CRÍTICAS

‘NO ME AMES’ | ¿VALE LA PENA?

El griego Alexandros Avranas, que se sumó a la Nueva Ola del cine heleno con la corrosiva Miss Violence, multipremiada en el Festival de Venecia. Tras dirigir en USA un thriller con Jim Carrey, presenta ahora su cuarto largometraje que nos reafirma que nada ni nadie es lo que parece.

Hay dos cosas que a Alexandros Avranas se le dan: cuestionar y el plano secuencia. Ambos elementos a perfilan un estilo que busca todo menos complacer a las masas. Obsesionado siempre por tener un pie en la realidad y otro en la ficción, el buen Avranas nos trae No me Ames (Love me Not), que está basada en un hecho real, que ocurrió en Grecia en 2011.

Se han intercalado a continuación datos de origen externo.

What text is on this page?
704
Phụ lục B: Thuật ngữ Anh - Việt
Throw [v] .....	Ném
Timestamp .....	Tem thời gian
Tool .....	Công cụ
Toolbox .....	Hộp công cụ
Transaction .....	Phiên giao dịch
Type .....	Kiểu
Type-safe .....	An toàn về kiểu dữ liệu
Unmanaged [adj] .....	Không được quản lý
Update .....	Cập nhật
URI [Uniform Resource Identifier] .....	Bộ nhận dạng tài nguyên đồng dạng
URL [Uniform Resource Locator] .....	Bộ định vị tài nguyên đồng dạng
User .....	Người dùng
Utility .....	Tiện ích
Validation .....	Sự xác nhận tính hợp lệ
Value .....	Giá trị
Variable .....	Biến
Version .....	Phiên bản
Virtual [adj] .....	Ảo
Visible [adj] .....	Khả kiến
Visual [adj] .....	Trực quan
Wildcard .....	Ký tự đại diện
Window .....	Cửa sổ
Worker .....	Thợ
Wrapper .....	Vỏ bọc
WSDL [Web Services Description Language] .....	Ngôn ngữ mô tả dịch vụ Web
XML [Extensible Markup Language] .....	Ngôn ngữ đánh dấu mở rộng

Una pareja intentó salir de sus problemas financieros asesinando a una persona para poder cobrar el seguro de vida y así saldar sus deudas. Al final terminaron peleándose por decidir quién había sido la mente maestra detrás de todo, el líder iba a pasar más años en la cárcel. A partir de este suceso ocurrido en la vida real, Avranas decidió hacer un retrato (muy obscuro) sobre la crisis económica y moral que está latente en Europa.

Avranas es claro en su planteamiento. Quiso meter este tema en la película porque No me Ames es sobre la avaricia, sus consecuencias. Los protagonistas (Eleni Roussinou y Christos Loulis) son una pareja que desea más, cree merecer algo más de lo que tiene. Entonces deciden tomarlo. Simbólicamente se habla de la avaricia, aunque es parte de la crisis moral.

Dándonos paso al característico sadismo de Avranas. El no tiene miedo de enfatizar como nuestra naturaleza se ha vuelto más violenta, al ver cómo los egos de las personas son cada vez más importantes. Sentimientos como la compasión, la solidaridad y la empatía hacia los demás parecen pertenecer al pasado, por ese motivo No me Ames puede resultar oscura y cruel para muchos, más allá de su violencia gráfica, es algo que pasó, pasa y seguirá pasando. Lo único cruel es la realidad.


¿VALE LA PENA?

Escondido bajo capas y capas de violencia, egoísmo y traición, Alexandros Avranas presenta una película -que arranca como drama social, evoluciona a un thriller y termina como una cinta de terror psicológico- que te mantendrá al fila del asiento y seguramente no dejará indiferente a nadie. Ademas la presencia hipnótica de Eleni Roussinou aumenta la estética de esta película sobria y excesiva al mismo tiempo.